Leena Gade, who engineered the winning Audi R18 in the 2011 race, and Darren Turner - a three-time class winner for Aston Martin Racing - bring with them a wealth of experience that will be put to great use in identifying the next generation of British racing talent.
Gade and Turner - himself a winner of the award in 1996 - join a panel of judges, which also features veteran track commentator and BRDC member Ian Titchmarsh, Autosport magazine editor Kevin Turner, double British Touring Car champion Jason Plato, former McLaren engineering chief Mark Williams, 2008 Award winner and factory BMW driver Alexander Sims and 1997 Award winner and Garage 59 team boss Andrew Kirkaldy.
Gade, who is the only woman to have engineered an outright Le Mans winner, said: "It's a real honour to be one of judges of such a prestigious Award, and one that I have been actively following for many years.
"I have worked with some of the previous winners, including Oliver Jarvis, and I have always been interested in seeing how their careers develop.
"I want to help the finalists understand how they will need to work with engineers as they strive to become professional racing drivers."
Turner, who will offer expert insight into life as a factory Aston Martin driver, said: "As a previous winner of the Award I understand precisely how significant it can be in the journey of a young aspiring British driver.
"Now to be able to contribute to this initiative again, with the privilege of experience, as Aston Martin's judge is a wonderful opportunity.
"It's harder now than it ever was to break through into international-level motorsport, and the fact that this Award is still so important reflects how influential it is in the development of a drivers' career."
The Aston Martin Autosport Award is open to all drivers aged 23 and under who hold a British Competition license, racing in categories beneath FIA F3 level.
The Award started in 1989, when 13-time F1 race winner David Coulthard was announced as the inaugural winner.
Since then it has identified the best in young British racing talent and given a significant boost in their careers.
Other previous winners include 2009 World Champion Jenson Button and three-time Indy 500 winner Dario Franchitti, while current F1 stars Lando Norris and George Russell were recipients of the Award.

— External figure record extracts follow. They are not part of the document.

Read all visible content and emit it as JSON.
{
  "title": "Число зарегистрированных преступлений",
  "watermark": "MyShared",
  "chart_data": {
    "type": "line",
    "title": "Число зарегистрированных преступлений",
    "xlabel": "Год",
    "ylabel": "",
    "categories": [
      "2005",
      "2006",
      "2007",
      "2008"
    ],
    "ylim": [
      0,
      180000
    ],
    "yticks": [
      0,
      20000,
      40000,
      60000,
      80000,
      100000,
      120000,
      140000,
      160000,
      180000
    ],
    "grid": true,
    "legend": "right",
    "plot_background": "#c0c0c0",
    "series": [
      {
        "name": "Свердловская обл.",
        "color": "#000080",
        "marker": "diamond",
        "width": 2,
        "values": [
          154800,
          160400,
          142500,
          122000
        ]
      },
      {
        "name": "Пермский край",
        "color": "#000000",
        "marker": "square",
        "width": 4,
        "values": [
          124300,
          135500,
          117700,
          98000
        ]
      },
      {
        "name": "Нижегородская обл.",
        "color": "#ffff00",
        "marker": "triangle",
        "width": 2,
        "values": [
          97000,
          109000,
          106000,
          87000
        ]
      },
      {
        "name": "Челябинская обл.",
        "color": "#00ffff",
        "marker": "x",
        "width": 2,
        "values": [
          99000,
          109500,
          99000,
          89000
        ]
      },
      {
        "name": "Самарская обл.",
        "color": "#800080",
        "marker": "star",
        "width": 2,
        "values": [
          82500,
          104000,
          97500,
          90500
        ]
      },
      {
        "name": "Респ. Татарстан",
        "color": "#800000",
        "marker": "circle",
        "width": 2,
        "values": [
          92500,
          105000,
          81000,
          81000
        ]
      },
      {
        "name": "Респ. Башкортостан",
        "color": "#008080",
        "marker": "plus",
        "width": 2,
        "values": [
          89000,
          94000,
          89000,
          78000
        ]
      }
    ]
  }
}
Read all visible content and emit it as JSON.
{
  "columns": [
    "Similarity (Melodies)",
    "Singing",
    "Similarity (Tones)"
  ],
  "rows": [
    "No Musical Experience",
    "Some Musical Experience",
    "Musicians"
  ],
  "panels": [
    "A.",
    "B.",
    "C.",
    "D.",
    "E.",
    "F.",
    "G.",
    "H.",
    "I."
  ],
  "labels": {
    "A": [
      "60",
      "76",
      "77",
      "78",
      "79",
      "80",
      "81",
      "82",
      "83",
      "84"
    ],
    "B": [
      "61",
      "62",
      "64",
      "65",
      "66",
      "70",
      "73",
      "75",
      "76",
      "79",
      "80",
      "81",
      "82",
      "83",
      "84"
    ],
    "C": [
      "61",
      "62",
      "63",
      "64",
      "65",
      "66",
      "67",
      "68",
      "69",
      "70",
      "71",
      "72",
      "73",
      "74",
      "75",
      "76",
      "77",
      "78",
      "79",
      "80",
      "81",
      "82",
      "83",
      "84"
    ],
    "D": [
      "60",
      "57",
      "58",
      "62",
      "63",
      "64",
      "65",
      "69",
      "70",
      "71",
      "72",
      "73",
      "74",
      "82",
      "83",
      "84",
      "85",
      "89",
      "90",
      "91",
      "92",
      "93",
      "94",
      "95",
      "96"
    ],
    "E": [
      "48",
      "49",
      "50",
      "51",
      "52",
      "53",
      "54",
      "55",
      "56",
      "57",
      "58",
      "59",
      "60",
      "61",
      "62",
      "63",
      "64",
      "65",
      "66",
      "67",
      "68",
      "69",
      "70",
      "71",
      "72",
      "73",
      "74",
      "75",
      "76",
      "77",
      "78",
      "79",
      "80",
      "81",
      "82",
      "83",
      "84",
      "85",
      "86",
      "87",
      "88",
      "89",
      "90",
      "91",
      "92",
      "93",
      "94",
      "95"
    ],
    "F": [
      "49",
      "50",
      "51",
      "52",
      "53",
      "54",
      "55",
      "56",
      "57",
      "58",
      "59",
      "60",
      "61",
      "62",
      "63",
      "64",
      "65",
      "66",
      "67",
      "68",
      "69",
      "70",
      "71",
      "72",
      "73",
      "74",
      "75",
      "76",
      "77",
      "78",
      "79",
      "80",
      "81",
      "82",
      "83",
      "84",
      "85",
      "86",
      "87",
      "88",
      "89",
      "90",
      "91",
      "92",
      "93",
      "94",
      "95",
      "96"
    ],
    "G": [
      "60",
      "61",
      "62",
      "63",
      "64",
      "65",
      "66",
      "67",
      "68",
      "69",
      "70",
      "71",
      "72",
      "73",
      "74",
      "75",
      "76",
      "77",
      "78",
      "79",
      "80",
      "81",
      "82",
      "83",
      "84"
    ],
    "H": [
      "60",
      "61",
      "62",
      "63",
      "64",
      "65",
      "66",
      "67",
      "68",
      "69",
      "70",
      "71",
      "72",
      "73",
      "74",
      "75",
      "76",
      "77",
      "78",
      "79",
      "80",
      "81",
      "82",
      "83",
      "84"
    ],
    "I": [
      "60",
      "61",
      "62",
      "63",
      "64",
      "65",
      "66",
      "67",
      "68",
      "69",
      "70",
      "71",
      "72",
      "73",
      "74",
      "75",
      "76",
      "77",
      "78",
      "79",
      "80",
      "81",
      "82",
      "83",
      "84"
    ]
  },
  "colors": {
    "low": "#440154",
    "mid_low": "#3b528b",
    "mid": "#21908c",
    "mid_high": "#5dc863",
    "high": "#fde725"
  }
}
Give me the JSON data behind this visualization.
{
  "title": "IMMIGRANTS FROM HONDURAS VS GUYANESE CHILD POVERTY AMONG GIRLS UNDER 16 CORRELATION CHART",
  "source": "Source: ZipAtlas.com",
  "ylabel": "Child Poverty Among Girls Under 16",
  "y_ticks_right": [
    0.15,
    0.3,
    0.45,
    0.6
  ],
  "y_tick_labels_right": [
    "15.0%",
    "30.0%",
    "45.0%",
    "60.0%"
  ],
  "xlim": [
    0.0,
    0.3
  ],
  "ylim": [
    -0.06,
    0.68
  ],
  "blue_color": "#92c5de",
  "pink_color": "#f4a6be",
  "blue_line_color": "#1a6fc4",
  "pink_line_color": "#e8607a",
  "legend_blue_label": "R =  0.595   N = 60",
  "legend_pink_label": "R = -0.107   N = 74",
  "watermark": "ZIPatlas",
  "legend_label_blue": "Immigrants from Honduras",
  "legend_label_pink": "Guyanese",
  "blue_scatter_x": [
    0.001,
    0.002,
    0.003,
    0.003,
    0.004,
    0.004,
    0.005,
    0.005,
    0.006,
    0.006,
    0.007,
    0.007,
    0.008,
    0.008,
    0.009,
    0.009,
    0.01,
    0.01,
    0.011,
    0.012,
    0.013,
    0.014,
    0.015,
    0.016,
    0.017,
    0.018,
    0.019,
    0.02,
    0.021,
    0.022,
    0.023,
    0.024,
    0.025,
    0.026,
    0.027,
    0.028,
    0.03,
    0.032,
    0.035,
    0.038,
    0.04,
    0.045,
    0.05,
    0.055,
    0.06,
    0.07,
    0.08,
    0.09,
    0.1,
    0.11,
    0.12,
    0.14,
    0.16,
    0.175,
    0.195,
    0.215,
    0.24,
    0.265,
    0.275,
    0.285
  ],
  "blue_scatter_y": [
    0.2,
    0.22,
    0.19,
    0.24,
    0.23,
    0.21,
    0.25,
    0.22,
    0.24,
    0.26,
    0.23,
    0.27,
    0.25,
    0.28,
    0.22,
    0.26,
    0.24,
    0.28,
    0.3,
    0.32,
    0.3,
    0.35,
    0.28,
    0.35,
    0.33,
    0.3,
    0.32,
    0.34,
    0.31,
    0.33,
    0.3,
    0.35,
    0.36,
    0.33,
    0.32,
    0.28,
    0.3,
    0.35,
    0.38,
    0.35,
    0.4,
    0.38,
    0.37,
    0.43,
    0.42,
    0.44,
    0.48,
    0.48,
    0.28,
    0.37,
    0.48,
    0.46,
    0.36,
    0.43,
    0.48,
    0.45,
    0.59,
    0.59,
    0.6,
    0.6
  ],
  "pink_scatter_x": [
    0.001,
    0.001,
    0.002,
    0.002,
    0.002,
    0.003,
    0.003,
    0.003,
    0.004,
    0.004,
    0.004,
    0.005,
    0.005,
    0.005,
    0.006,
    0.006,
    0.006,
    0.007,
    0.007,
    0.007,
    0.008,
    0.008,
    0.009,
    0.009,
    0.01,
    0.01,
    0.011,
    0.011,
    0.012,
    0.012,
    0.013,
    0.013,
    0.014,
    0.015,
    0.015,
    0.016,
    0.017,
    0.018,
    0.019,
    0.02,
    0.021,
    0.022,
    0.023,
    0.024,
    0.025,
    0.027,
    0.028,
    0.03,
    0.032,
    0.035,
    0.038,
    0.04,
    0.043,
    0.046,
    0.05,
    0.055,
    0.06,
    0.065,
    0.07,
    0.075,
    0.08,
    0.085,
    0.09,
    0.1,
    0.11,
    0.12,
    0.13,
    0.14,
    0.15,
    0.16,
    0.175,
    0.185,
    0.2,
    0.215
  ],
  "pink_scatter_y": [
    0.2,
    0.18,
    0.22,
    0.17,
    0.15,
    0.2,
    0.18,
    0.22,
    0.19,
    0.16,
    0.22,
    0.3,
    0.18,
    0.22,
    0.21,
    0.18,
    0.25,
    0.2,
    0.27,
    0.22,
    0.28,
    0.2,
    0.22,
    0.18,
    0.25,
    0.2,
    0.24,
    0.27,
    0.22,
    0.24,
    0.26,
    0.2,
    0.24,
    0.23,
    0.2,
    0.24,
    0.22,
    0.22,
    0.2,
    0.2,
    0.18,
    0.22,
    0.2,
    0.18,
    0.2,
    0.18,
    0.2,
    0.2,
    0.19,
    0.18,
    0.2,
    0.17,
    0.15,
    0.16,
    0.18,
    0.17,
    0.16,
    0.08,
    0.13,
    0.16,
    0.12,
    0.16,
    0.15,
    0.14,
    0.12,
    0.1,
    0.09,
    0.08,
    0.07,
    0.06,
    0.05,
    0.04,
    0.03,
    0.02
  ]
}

Four finalists will be shortlisted for assessment, which includes fitness and simulator work at Red Bull Racing's F1 factory, plus a two-day on-track evaluation around the Silverstone Grand Prix circuit, where they will go head-to-head in a variety of machinery.
The winner will be announced at the 2019 Autosport Awards, held at the Grosvenor House Hotel on December 8.
The winner will receive £200,000, membership of the BRDC and a test in an Aston Martin Red Bull Racing F1 car as part of their prize.